Sunday, 28 February 2016

Vectorization

When programs require crunching of numbers a bottleneck that can always occur is how long it takes. Sometimes these things can't be avoided, especially if the issue is just have a lot of elements to parse through. But there are some tricks that programmers can use to make sure the problem doesn't occur. One of these is Vectorization.
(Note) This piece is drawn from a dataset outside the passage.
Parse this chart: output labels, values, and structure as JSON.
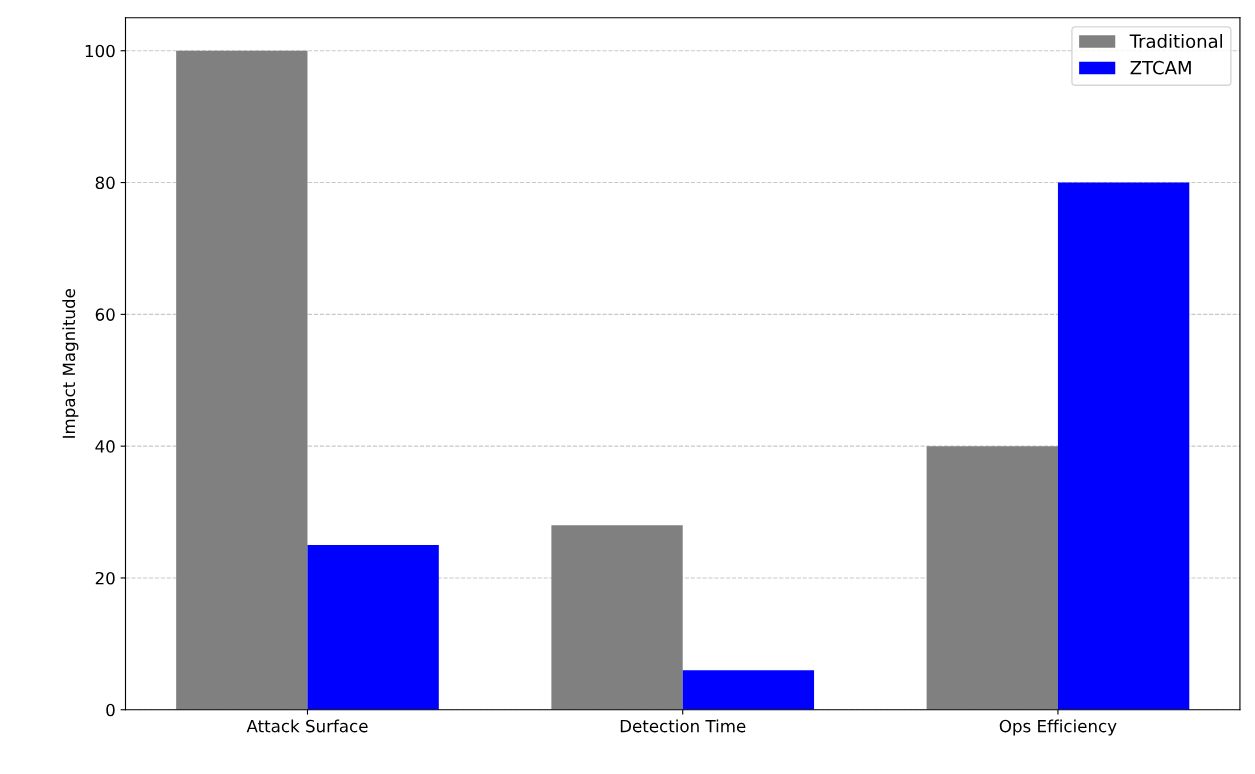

Vectorization is the process of rewriting a loop so that instead of processing a single element, it can process multiple elements simultaneously. 

To show this in action I used the following code:


#include <stdio.h>
#include <stdlib.h>
#define N 1000
int main()
{
    int array1[N], array2[N];
    srand(time(NULL));
    int i;
    for (i = 0; i < N; i++) {
            array1[i] = rand() % (1000 + 1 - 0) + 0;
    }  
    for (i = 0; i < N; i++) {
            array2[i] = rand() % (1000 + 1 - 0) + 0;
    }
  
    long int total = 0;
    int array3[N];
    for (i = 0; i < N; i++){
        array3[N] = array1[i] + array2[i];
    }
    for (i = 0; i < N; i++){
        total += array3[N];
    }
    printf("\nThe total is: %d\n", total);
}
   
The code above creates two 1000-element integer arrays and fills them with random numbers, then sums those two arrays to a third array, and finally sums the third array to a long int and prints the result.

I compiled the code with the command line: gcc -O3 -o vect vect.c
The -O3 - allows options for vectorization.

Here is a portion of the objdump of main:


  402388: 91420222  add x2, x0, #0x80, lsl #12
  40238c: 3c407c00  ld1 {v0.2d}, [x0]
  402390: 3cdf7c21  ld1 {v1.2d}, [x1], #16
  402394: 3e61d400  fadd v0.2d, v0.2d, v1.2d
  402398: 4c9f2c00  st1 {v0.2d}, [x0], #16
  40239c: eb02001f  cmp x0, x2

Looking at the objdump, the intrsuctions new to me are st1 and ld1. Looking it up,st1 stores a single element structure to one lane of of one register. ld1 on the other hand loads a single element structure instead. Those two commands seem to help the process of vectorization.

Algorithm Selection

During this lab, the class was tasked with two separate ways of scaling a sound sample. The first was a signed 16 bit integer with a scaling factor expressed as a floating point. The second was with a pre computed lookup table. The class would have to find out which approach is the fastest and for different architectures.

The following code is the cut down version for easier understanding and would not run directly as is:


#define MAX 1550000
#define FACTOR 0.500

int main() {
        int16_t* meth1 = (int16_t*) malloc(MAX * 2);
        int16_t* meth2 = (int16_t*) malloc(MAX * 2);
        int i;
        sample = (int16_t*) malloc(32768 * 2);
        int16_t* sound;
        sound = (int16_t*) malloc(MAX * 2);
        for(i=0;i<MAX;i++){
                sound[i] = rand() % 65536 - 32768;
        }

        for(i=0;i<MAX;i++){
                meth1[i] = method1(sound[i],FACTOR);
        }


        for(i=0;i<32769;i++){
                sample[i] = i * FACTOR;
        }
        for(i=0;i<MAX;i++){
                meth2[i] = method2(sound[i],FACTOR);
        }
        return 0;
}

// Method 1 Calculate result each time
int16_t method1(int16_t s,float f){
        return s*f;
}
// Method 2 Using Lookup Table to get result;
int16_t method2(int16_t s,float f){
        int16_t result;
        if(s >= 0){
                result = sample[s];
        }
        else{
                result = -sample[-s];
        }
        return result;
}
One thing to keep in mind for the code to work is that many of the variables need to be used in some shape or form. Some of the optimizations of the compiler cause certain operations to not waste time calculating if not used in another place. I've removed those parts above in the sample code to reduce verbose.

The results between the x86_64 system and ARMv8 system are as following:


System Scaling Lookup
x86_64 ~0.169ms ~0.166ms
ARMv8 ~0.95ms ~0.44ms

From the results above we can see that the implementation of the problem was best run on the x86_64 system. As it probably has better hardware for faster processing. However, what's interesting to note is that the lookup performed much better on the ARMv8 compared to the scaling. The x86_64 system didn't see as much as a performance difference.